うつ病、摂食障害、パニック障害、統合失調症…。…精神疾患。患者本人も支える人もつらいものです。
私も精神疾患の当事者で、長年症状に苦しんできました。そんな私が読んで励まされたのがこの本。
精神疾患に苦しむ人には、ぜひ読んでほしいです。この本を読み終えたときには、病気も悪くないかも、と思えるはずです。
- 題名:躁鬱大学 気分の波で悩んでいるのはあなただけではありません
- 著者:坂口恭平
- 出版:新潮社
- 発行:2021年4月30日
〈目次〉
躁鬱病とは
躁鬱病とは現在は双極性障害と呼ばれている、鬱病のひとつです。
気分が高揚して突拍子もない極端な行動を取ってしまう躁状態と、気分が落ち込んで何もできなくなる鬱状態を繰り返します。
あまりの気分の上下に、自分も周りも参ってしまうことがとても多い疾患です。
『神田橋語録』
著者の坂口さんは、長年躁鬱病に悩まされてきました。
そんな坂口さんが出会ったのが、ネットで見つけた『神田橋語録』。神田橋さんという精神科医が、躁鬱病について口述したのをまとめたものです。
そこには長年の坂口さんのモヤモヤを晴らす言葉が、たくさん書かれていました。
坂口さんはこの『神田橋語録』に励まされ、自身の躁鬱病との向き合い方を大きく前向きに変えていくことになるのでした。
本書はこの『神田橋語録』をもとに、坂口さんによる「躁鬱人」のための躁鬱との向き合い方が述べられています。
長年躁鬱病に悩まされてきた坂口さんの言葉だからこそ、刺さるものがあります。
『躁鬱大学』と命名されているだけのことはあり、講義調でとても読みやすいです。
躁鬱人は少数民族
まず、躁鬱病は病気ではなく、体質です。一生治らないのではなく、そもそも治そうとするものではないのです。
だから坂口さんは、躁鬱病患者のことを「躁鬱人」と呼びます。そして「躁鬱人」は少数民族と同じなのだと言います。
苦しいわけ
そもそも躁鬱人が苦しくなるのは、非躁鬱人になろうとするからです。
でもそもそも人種が違うから、なろうとしてもなれるものではない。
大切なのは非躁鬱人になることではなく、少数民族として自ら道を切り開くことです。
その道中では、「躁鬱」という体質や社会の常識に悩まされることになるでしょう。
そんな躁鬱人へのエールと処世術が、この『躁鬱大学』の講義なのです。
精神疾患がなかなか治らないと嘆くあなた。

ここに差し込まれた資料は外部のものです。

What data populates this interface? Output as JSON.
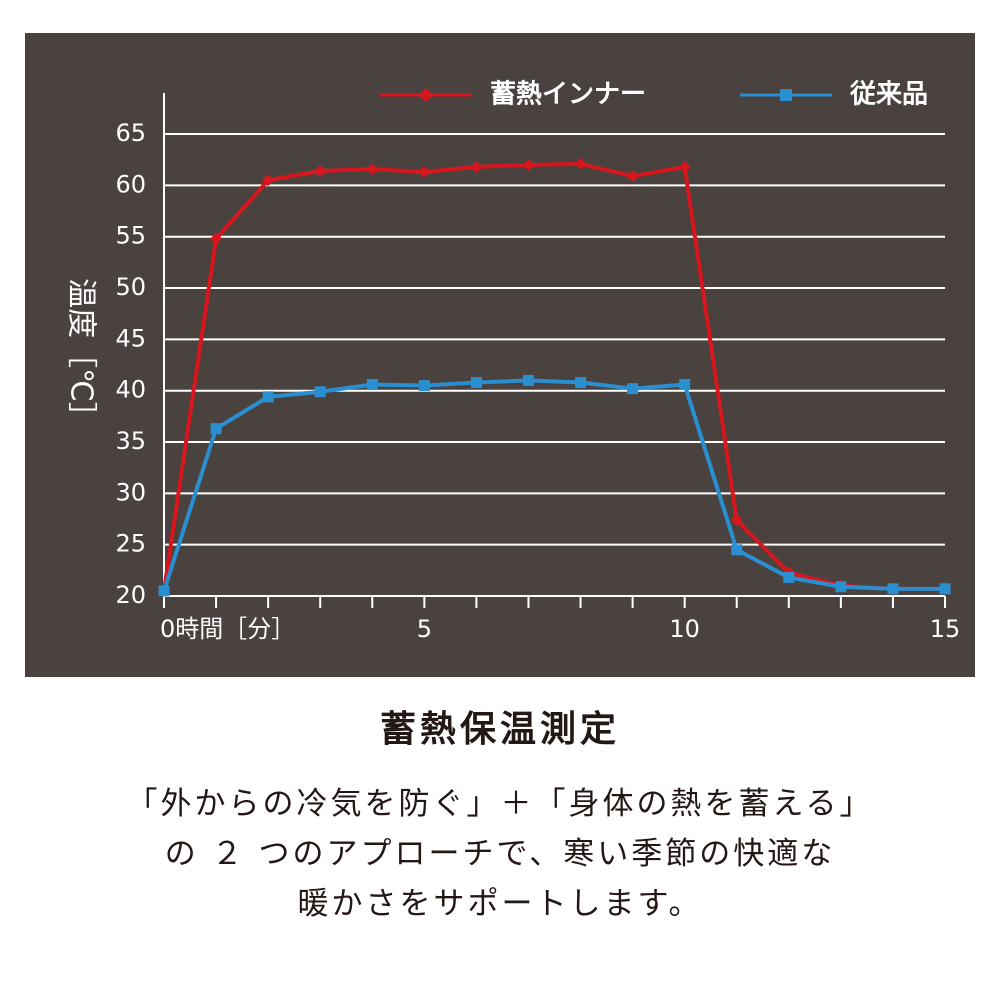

治そうとしなくてもよいのです。
精神疾患という「体質」ありきの人生を歩んでいきましょう。
多様性を受け入れよう
これは坂口さんからの、非躁鬱人に対するメッセージです。
少数民族である躁鬱人がマジョリティに合わせる必要がないことはわかりました。ではマジョリティである非躁鬱人は躁鬱人とどう付き合えばいいのか。
答えは簡単です。
外国人に接する時のように、躁鬱人に接すればよいのです。多様性を受け入れる心で、躁鬱人を受け入れるのです。
非躁鬱人と躁鬱人の間にある違いは、同化させるべきものではなく受け入れるべきものです。外国の文化を尊重するように、躁鬱人を尊重すればよいのです。
外国人と接するときは、「この人は外国人だから」と一定の距離を置きますよね。躁鬱人と接する時も同じです。踏み込みすぎないことが肝心なのです。
そうすれば非躁鬱人も躁鬱人も、お互いが気持ちよく過ごすことができるでしょう。
まとめ
『躁鬱大学』は躁鬱病に悩んでいた坂口さんが、うまく躁鬱と付き合っていく方法についてまとめた躁鬱人のための講義です。
私は躁鬱病ではありませんが、発達障害や鬱病などを患っており、世間的に見れば少数派に属します。マイノリティとしての視点から語られる坂口さんの講義は、そんな私にも勇気を与えてくれる内容でした。
これからは障害や病気を治そうとするのではなく「体質」として、上手に向き合っていく方法を模索していきます!